Do you have a position on nuclear power?
The Two Futures Project does not have a pro or con position on nuclear power per se. However, we are concerned by the possibility of nuclear power plants being the target of, and magnifying into catastrophic proportions, a future terrorist attack. We also believe that if a decision is made to embark on the expansion of nuclear power, the new infrastructure must have built-in technological and diplomatic safeguards to ensure that the peaceful use of nuclear technologies cannot be used as a back door into a weapons program.
What about Iran?
A nuclear Iran is unacceptable, and every moral and practical step should be taken to prevent it. That said, Iran is a perfect example of the need to make the elimination of nuclear weapons the direct goal of present policy. Doing so would not solve the Iranian problem immediately, but it would give us much more powerful tools to deal with the situation. Iran flirts with nuclear capabilities because of the two-tier world of nuclear haves and have-nots; it is presently able to flaunt international will because the U.S. and Russia cannot preach nuclear temperance from the atomic barstool. If the nuclear powers demonstrated good-faith leadership toward a world without nuclear weapons, global pressure on Iran would increase substantially. Such a position would de-incentivize nuclear breakout, and stimulate the development of technological and diplomatic safeguards that would make our world safer.

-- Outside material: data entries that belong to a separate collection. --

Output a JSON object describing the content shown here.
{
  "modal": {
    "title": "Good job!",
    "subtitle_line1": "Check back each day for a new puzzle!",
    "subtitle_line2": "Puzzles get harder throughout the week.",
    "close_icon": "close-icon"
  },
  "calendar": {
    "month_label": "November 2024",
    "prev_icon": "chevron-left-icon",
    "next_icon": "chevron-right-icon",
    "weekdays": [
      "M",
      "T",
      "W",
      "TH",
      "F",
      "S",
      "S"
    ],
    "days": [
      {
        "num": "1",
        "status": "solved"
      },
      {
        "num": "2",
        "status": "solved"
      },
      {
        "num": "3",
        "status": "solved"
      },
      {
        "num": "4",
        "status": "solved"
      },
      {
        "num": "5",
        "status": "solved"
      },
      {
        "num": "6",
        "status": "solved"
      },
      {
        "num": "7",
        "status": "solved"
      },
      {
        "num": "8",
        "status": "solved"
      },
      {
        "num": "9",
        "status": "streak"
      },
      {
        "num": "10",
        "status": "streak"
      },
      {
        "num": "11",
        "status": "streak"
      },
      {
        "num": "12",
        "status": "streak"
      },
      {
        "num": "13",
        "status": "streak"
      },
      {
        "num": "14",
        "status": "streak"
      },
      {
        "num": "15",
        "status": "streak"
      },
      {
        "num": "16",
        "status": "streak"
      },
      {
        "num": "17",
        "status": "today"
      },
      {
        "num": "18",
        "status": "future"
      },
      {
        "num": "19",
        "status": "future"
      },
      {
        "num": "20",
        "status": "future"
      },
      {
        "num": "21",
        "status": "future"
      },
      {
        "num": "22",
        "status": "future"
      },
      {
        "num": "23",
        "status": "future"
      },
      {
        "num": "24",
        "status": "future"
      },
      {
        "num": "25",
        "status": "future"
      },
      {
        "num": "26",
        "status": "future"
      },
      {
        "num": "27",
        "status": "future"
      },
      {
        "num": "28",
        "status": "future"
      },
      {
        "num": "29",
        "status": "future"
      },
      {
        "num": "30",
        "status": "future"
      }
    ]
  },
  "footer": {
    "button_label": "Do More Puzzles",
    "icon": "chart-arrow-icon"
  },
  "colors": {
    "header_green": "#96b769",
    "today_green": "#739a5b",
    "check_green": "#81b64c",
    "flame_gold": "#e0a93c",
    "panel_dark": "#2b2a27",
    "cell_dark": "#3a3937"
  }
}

Isn’t it naïve to disarm overnight, and to trust that other countries will follow our example?
Yes. That’s why we do not advocate unilateral disarmament, nor do we expect immediate results. However, the leadership of the United States is essential in forging a lasting worldwide consensus built around the long-term vision of multilateral and verifiable nuclear disarmament. This would set our “compass point” and establish the kind of international leadership our situation requires. Additionally, there are a number of immediate threat-reduction steps, many of which the U.S. could undertake unilaterally, as well as bilateral actions we could do with Russia. Complete nuclear disarmament will take decades, however, and will require a phased and verifiable process that increases both national and global security.